Claire McDonough
Analyst · JPMorgan. Your line is open.
Sure. As your question indicates, there are many different factors that are driving what we both experienced over the last handful of months, in regards to the inflationary pressures in the market. But I think, as you heard in John's question as well, right, there's still a phenomenal value proposition for the vehicles, even at the revised pricing levels that we put out to the market, which, again, as RJ mentioned and touched upon, is really reinforced by the overall demand that we've seen post-pricing increase for those vehicles across the board. And as we think about, what's changed since that time of IPO right, we have both the largest factor here in these early stages of production is actually volume and rate. And so as you think about the fact that we have 150,000 units of annualized capacity at our plant in Normal, Illinois, and instead of higher volumes, as we had indicated, right, we have the ability to produce 50,000 units this year, the fact that we're supply constrained to 25,000 units this year is actually the most highly sensitive variable as you think about the impact on our gross margin.
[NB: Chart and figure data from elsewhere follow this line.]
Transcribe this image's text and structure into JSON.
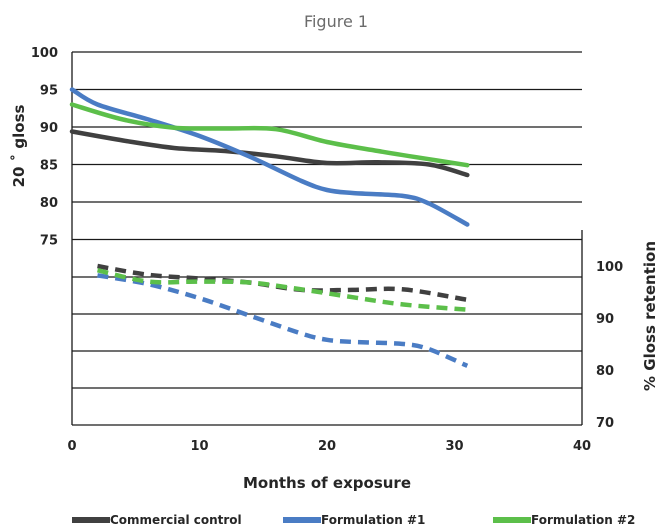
{
  "chart_data": {
    "type": "line",
    "title": "Figure 1",
    "xlabel": "Months of exposure",
    "ylabel_left": "20 ˚ gloss",
    "ylabel_right": "% Gloss retention",
    "xlim": [
      0,
      40
    ],
    "x_ticks": [
      "0",
      "10",
      "20",
      "30",
      "40"
    ],
    "y_left_ticks": [
      "100",
      "95",
      "90",
      "85",
      "80",
      "75"
    ],
    "y_right_ticks": [
      "100",
      "90",
      "80",
      "70"
    ],
    "grid": "horizontal",
    "legend_position": "bottom",
    "series": [
      {
        "name": "Commercial control",
        "axis": "left",
        "style": "solid",
        "color": "#404040",
        "x": [
          0,
          4,
          8,
          12,
          16,
          20,
          24,
          28,
          31
        ],
        "y": [
          89.4,
          88.2,
          87.2,
          86.8,
          86.1,
          85.2,
          85.3,
          85.0,
          83.6
        ]
      },
      {
        "name": "Formulation #1",
        "axis": "left",
        "style": "solid",
        "color": "#4a7cc4",
        "x": [
          0,
          2,
          6,
          10,
          14,
          18,
          20,
          22,
          26,
          28,
          31
        ],
        "y": [
          95.0,
          93.0,
          91.0,
          88.8,
          86.0,
          82.8,
          81.6,
          81.2,
          80.8,
          79.8,
          77.0
        ]
      },
      {
        "name": "Formulation #2",
        "axis": "left",
        "style": "solid",
        "color": "#5cbf4a",
        "x": [
          0,
          4,
          8,
          12,
          16,
          20,
          24,
          28,
          31
        ],
        "y": [
          93.0,
          91.0,
          89.9,
          89.8,
          89.7,
          88.0,
          86.8,
          85.7,
          84.9
        ]
      },
      {
        "name": "Commercial control",
        "axis": "right",
        "style": "dashed",
        "color": "#404040",
        "x": [
          2,
          6,
          10,
          14,
          18,
          22,
          26,
          31
        ],
        "y": [
          100.0,
          98.3,
          97.6,
          96.8,
          95.4,
          95.4,
          95.5,
          93.5
        ]
      },
      {
        "name": "Formulation #1",
        "axis": "right",
        "style": "dashed",
        "color": "#4a7cc4",
        "x": [
          2,
          6,
          10,
          14,
          18,
          20,
          22,
          26,
          28,
          31
        ],
        "y": [
          98.2,
          96.5,
          93.8,
          90.4,
          87.0,
          85.8,
          85.4,
          85.0,
          84.0,
          80.8
        ]
      },
      {
        "name": "Formulation #2",
        "axis": "right",
        "style": "dashed",
        "color": "#5cbf4a",
        "x": [
          2,
          6,
          10,
          14,
          18,
          22,
          26,
          31
        ],
        "y": [
          99.2,
          97.0,
          97.0,
          96.8,
          95.5,
          94.0,
          92.6,
          91.6
        ]
      }
    ],
    "legend": [
      {
        "label": "Commercial control",
        "color": "#404040"
      },
      {
        "label": "Formulation #1",
        "color": "#4a7cc4"
      },
      {
        "label": "Formulation #2",
        "color": "#5cbf4a"
      }
    ]
  }
}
And so the supply chain environment is a key factor in regards to the margin rate that we expect to have. Inflation also has clearly been a factor here as well. Rivian is not alone in regards to the overall raw material input prices that are obviously impacting EVs across the board. And will continue to impact this base overall. I think that the important takeaway here is, right, our long-term targets are unchanged. We still have tremendous conviction around our ability to deliver against our 25% long-term gross profit margin, and we'll continue to see that opportunity. And importantly, as we think about the components of that margin, as we've talked about in the past, it's not just the vehicles we're providing, but importantly, it's the software and services and recurring revenue streams that we can earn, our post-initial purchase that helps us deliver that 25% margin and the opportunity to move overtime even beyond those levels. So in closing, I would just say that, right, we feel as though our vehicles are competitively priced today. We see tremendous demand in that backdrop. And as we look at the long-term, we see really no change to the overall margin trajectory and opportunity we have.